Study: Heart Condition Is Widespread in Developing World but Easily Detectable
By Jessica Berman
Washington
02 August 2007
Experts say that rheumatic fever, an inflammation that can affect the heart and become fatal, is widespread throughout the developing world, but often undetected by doctors. They say more people could be diagnosed using a test called an echocardiogram that takes images of the heart. VOA's Jessica Berman reports.
Rheumatic fever has been called a disease of poverty. The inflammatory heart condition is caused by the same bacterial that caused the strep throat, a streptococcus bacterial infection, that goes untreated. It has become rare in the developed world because of the widespread use of antibiotics.
But it is still prevalent in the developing world, where health officials estimate there are 16 million people with the disease. More than a quarter of a million die each year from rheumatic heart disease, caused by rheumatic fever. RHD frequently involves damage to heart valves and irregular heart rhythms. Rheumatic fever mostly strikes children and is easily treated.
Because many cases of rheumatic fever do not produce symptoms, many doctors fail to diagnose it by examination alone.
To find out if there is a better way to diagnose the disease, French and Cambodian researchers studied the use of a heart imaging technique, called echocardiography, which takes pictures of the heart.
In a study of 3,600 children in Cambodia, echocardiography detected 80 cases of rheumatic fever compared to eight cases detected by doctors' examinations alone. Of 2,100 children in Mozambique, echocardiography detected nearly 70 cases of the disease compared to five cases picked up by doctors.
The results of the study have been published in the New England Journal of Medicine.
Eloi Marijon, a doctor at a hospital in Paris and the study's main investigator, says the study found that ten times more people are infected with rheumatic fever than official estimates show. "So we found that nine children out of ten were not detected by clinical examination," he said.

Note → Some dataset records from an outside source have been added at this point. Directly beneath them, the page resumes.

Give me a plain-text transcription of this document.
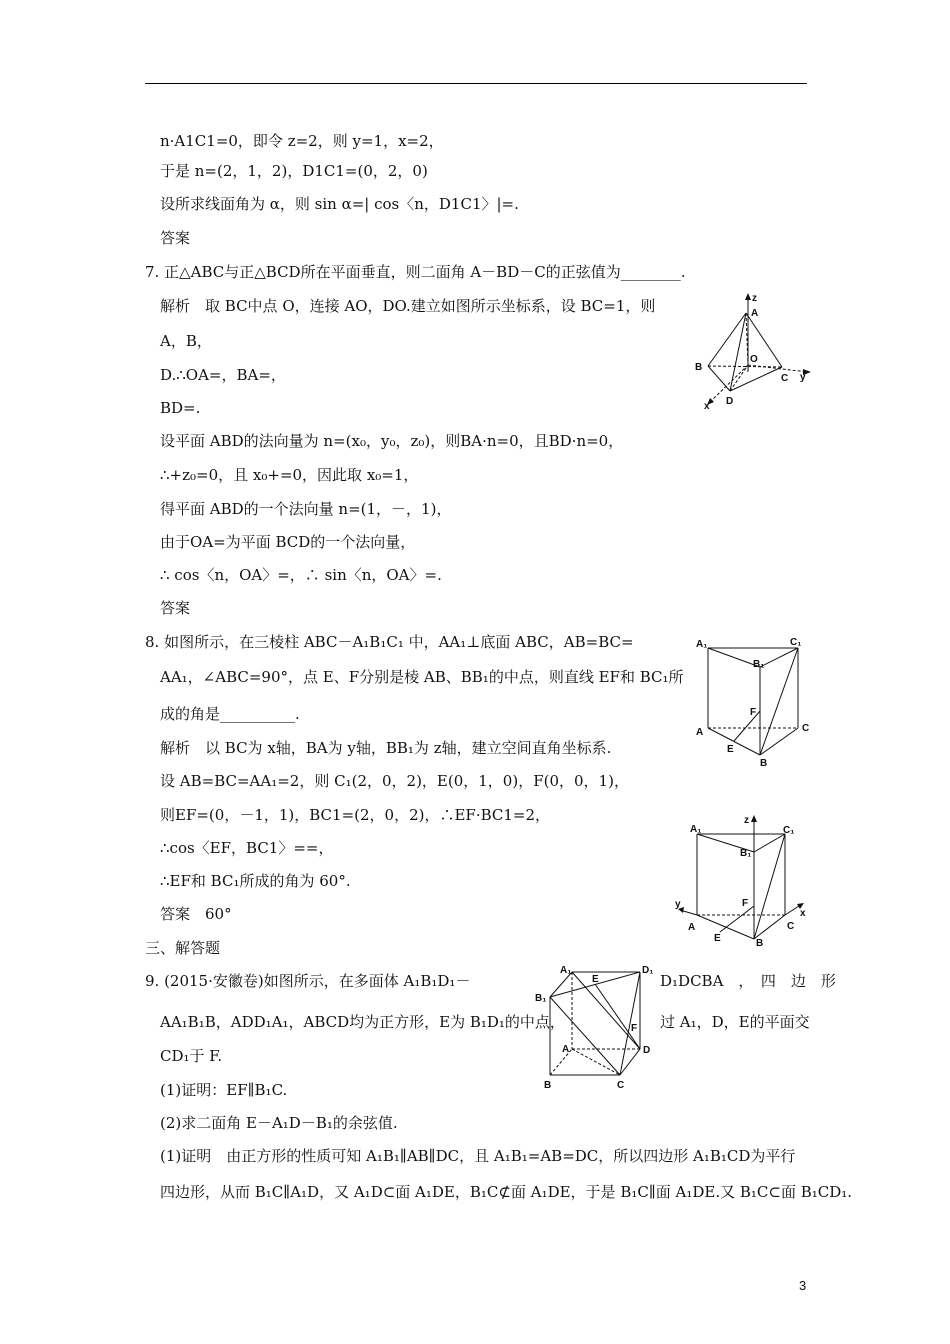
n·A1C1=0，即令 z=2，则 y=1，x=2，
于是 n=(2，1，2)，D1C1=(0，2，0)
设所求线面角为 α，则 sin α=| cos〈n，D1C1〉|=.
答案
7. 正△ABC与正△BCD所在平面垂直，则二面角 A－BD－C的正弦值为________.
解析　取 BC中点 O，连接 AO，DO.建立如图所示坐标系，设 BC=1，则
A，B，
D.∴OA=，BA=，
BD=.
设平面 ABD的法向量为 n=(x₀，y₀，z₀)，则BA·n=0，且BD·n=0，
∴+z₀=0，且 x₀+=0，因此取 x₀=1，
得平面 ABD的一个法向量 n=(1，－，1)，
由于OA=为平面 BCD的一个法向量，
∴ cos〈n，OA〉=，∴ sin〈n，OA〉=.
答案
8. 如图所示，在三棱柱 ABC－A₁B₁C₁ 中，AA₁⊥底面 ABC，AB=BC=
AA₁，∠ABC=90°，点 E、F分别是棱 AB、BB₁的中点，则直线 EF和 BC₁所
成的角是__________.
解析　以 BC为 x轴，BA为 y轴，BB₁为 z轴，建立空间直角坐标系.
设 AB=BC=AA₁=2，则 C₁(2，0，2)，E(0，1，0)，F(0，0，1)，
则EF=(0，－1，1)，BC1=(2，0，2)，∴EF·BC1=2，
∴cos〈EF，BC1〉==，
∴EF和 BC₁所成的角为 60°.
答案　60°
三、解答题
9. (2015·安徽卷)如图所示，在多面体 A₁B₁D₁－	D₁DCBA　，　四　边　形
AA₁B₁B，ADD₁A₁，ABCD均为正方形，E为 B₁D₁的中点，	过 A₁，D，E的平面交
CD₁于 F.
(1)证明：EF∥B₁C.
(2)求二面角 E－A₁D－B₁的余弦值.
(1)证明　由正方形的性质可知 A₁B₁∥AB∥DC，且 A₁B₁=AB=DC，所以四边形 A₁B₁CD为平行
四边形，从而 B₁C∥A₁D，又 A₁D⊂面 A₁DE，B₁C⊄面 A₁DE，于是 B₁C∥面 A₁DE.又 B₁C⊂面 B₁CD₁.
z
A
O
B
C y
x D
A₁	C₁
B₁
F
C
A
E
B
A₁
z
C₁
B₁
F
y
A
E
x
C
B
A₁	D₁
E
B₁
F
A	D
B	C
3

Marijon says an echocardiogram uses ultrasound to bounce sound waves off the heart and produce a picture. He says the machine costs around $10,000.
In resource-poor countries, he says it might be hard to find that kind of money. But Maijon says the machine would make an enormous difference. "With portable ultrasound equipment we can check a lot of children. So, I think it's not too expensive," he said.
Observers say the results of the study require urgent attention by the international community. Until a vaccine against rheumatic fever is developed, they say a practical and affordable way should be found to get echocardiograph machines to countries where they are most needed.